Debra Granik directed her cinematographer Michael McDonough to open her new film Leave No Trace with National Geographic-style shots of a verdant Oregon rainforest. There, among all the shades of green, we eventually distinguish a hooded-jacket-wearing figure … no, it is two figures, carefully making their way through the dense undergrowth.
We get to meet Will (Ben Foster), the homeless-by-choice vet with PTSD and his 13-year-old daughter, Tom (Thomasin Harcourt McKenzie) up close and personal while they forage for food, build a fire, capture rain water, sleep in a cleverly concealed hidey-hole, read, play chess and practice emergency drills to avoid hikers, park rangers and the police.
Like the off-the-grid father played by Viggo Mortensen in Captain Fantastic, this dad is a wary but knowledgeable mentor — teaching important forest craft survival skills along with reading, math and chess strategies.
But there are several dramatic differences between these two families. In Leave No Trace, the mother is long dead, there are no siblings, and except for rare but unavoidable trips to the vet hospital and grocery store, Will and Tom avoid all human contact.
Since they are breaking several laws by living on protected parkland, Will and Tom inevitably show up on officialdom’s radar, and unwillingly become cogs in the system. Surprisingly, there are no bad people in this story. The social workers who administer psychological profiles to Will and Tom do so simply to gather information — and are even willing to change how the test is administered to insure both Dad and Daughter are comfortable.
Similarly, as a vulnerable young female, Tom’s safety seems paramount in everyone’s mind. “Has anyone touched you inappropriately or forced you to do something that made you uncomfortable?” the social worker asks with obvious concern. Even the interstate truck driver who drives Will and Tom from Oregon to Washington won’t do so until he is able to take Tom aside and verify that she is safe.
As we learned in her Academy Award-nominated film, Winter’s Bone, Granik is a master of understatement and sustained silences.
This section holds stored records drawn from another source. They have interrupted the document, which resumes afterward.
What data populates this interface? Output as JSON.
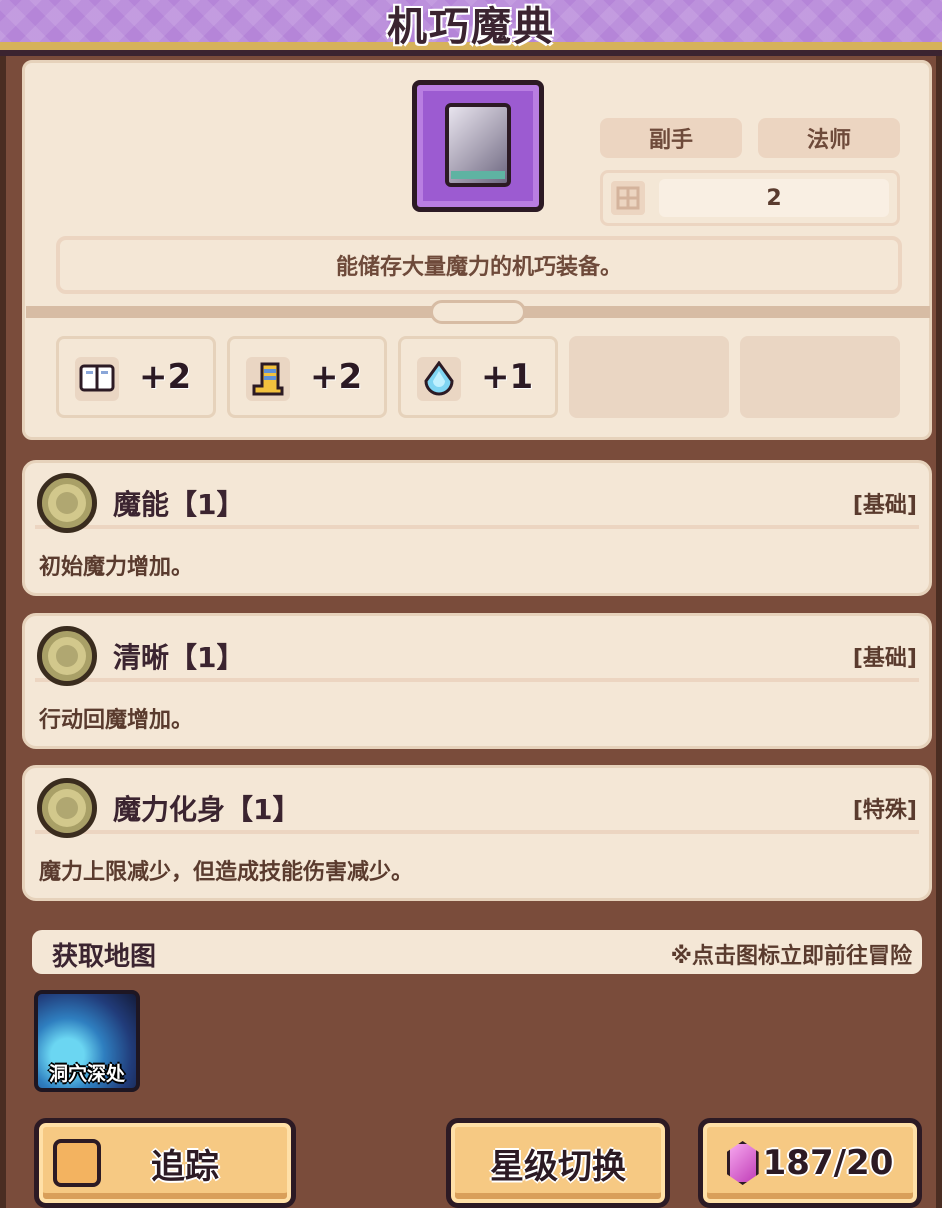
{
  "header": {
    "title": "机巧魔典"
  },
  "item": {
    "icon": "grimoire-book-icon",
    "tags": [
      "副手",
      "法师"
    ],
    "level_value": "2",
    "description": "能储存大量魔力的机巧装备。"
  },
  "stats": [
    {
      "icon": "book-icon",
      "value": "+2"
    },
    {
      "icon": "boot-icon",
      "value": "+2"
    },
    {
      "icon": "mana-drop-icon",
      "value": "+1"
    }
  ],
  "skills": [
    {
      "name": "魔能【1】",
      "type": "[基础]",
      "desc": "初始魔力增加。"
    },
    {
      "name": "清晰【1】",
      "type": "[基础]",
      "desc": "行动回魔增加。"
    },
    {
      "name": "魔力化身【1】",
      "type": "[特殊]",
      "desc": "魔力上限减少，但造成技能伤害减少。"
    }
  ],
  "maps": {
    "title": "获取地图",
    "hint": "※点击图标立即前往冒险",
    "items": [
      {
        "label": "洞穴深处"
      }
    ]
  },
  "buttons": {
    "track": "追踪",
    "star_switch": "星级切换",
    "gem_count": "187/20"
  },
  "colors": {
    "title_bar": "#b585d8",
    "card_bg": "#f4e7d6",
    "button": "#f6c983",
    "frame": "#7a4c3b"
  }
}
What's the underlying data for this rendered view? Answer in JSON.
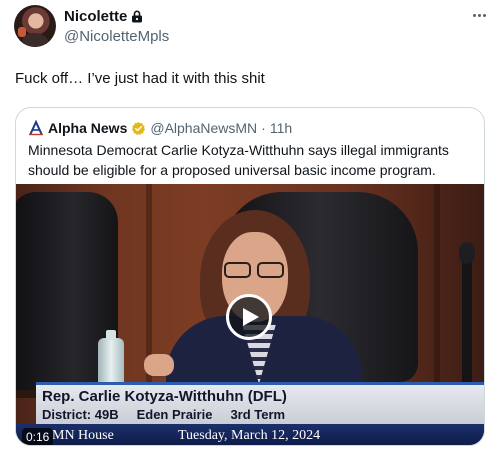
{
  "tweet": {
    "author": {
      "display_name": "Nicolette",
      "handle": "@NicoletteMpls",
      "avatar_icon": "avatar-photo",
      "protected_icon": "lock-icon"
    },
    "more_icon": "more-options-icon",
    "text": "Fuck off… I’ve just had it with this shit"
  },
  "quoted_tweet": {
    "logo_icon": "alpha-news-logo",
    "author_name": "Alpha News",
    "verified_icon": "gold-verified-badge",
    "handle": "@AlphaNewsMN",
    "separator": "·",
    "time": "11h",
    "text": "Minnesota Democrat Carlie Kotyza-Witthuhn says illegal immigrants should be eligible for a proposed universal basic income program.",
    "video": {
      "play_icon": "play-icon",
      "timestamp": "0:16",
      "lower_third": {
        "name": "Rep. Carlie Kotyza-Witthuhn (DFL)",
        "district": "District: 49B",
        "city": "Eden Prairie",
        "term": "3rd Term"
      },
      "ticker": {
        "left": "MN House",
        "date": "Tuesday, March 12, 2024"
      }
    }
  },
  "colors": {
    "text_primary": "#0f1419",
    "text_secondary": "#536471",
    "border": "#cfd9de",
    "verified_gold": "#e2b719",
    "lower_third_accent": "#2d5cb0"
  }
}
The screenplays (both co-written with producer Anne Rossellini), purposefully minimize dialogue whenever the visuals tells the audience what it needs to know.
Consequently, it takes some time for us to learn the depth and danger inherent in Will’s mental illness. It takes some time for us to learn that Tom is the wiser and more grown-up member of the family. It takes some time for us to understand that this particular form of homelessness is one of choice — not circumstance, and the problem of homelessness cannot be as easily encapsulated as our politicians and political pundits want us to believe.
But at its core, Leave No Trace is about love and parenting. Will is trying his damnedest to adapt the way he needs to live to maintain his sanity while caring for and protecting his daughter at the same time. We are never told how difficult this is for Will, but we don’t need to hear the words.
Similarly, we come to learn how being forced to be the grown up encompasses Tom’s state of being. It is Thomasin Harcourt McKenzie’s acting skill that makes this work so well — along with Granik’s sure-handed direction. For just like she did with young Jennifer Lawrence in Winter’s Bone, Granik has once again discovered a talented newcomer to bear the heavy lifting in an emotionally complex story.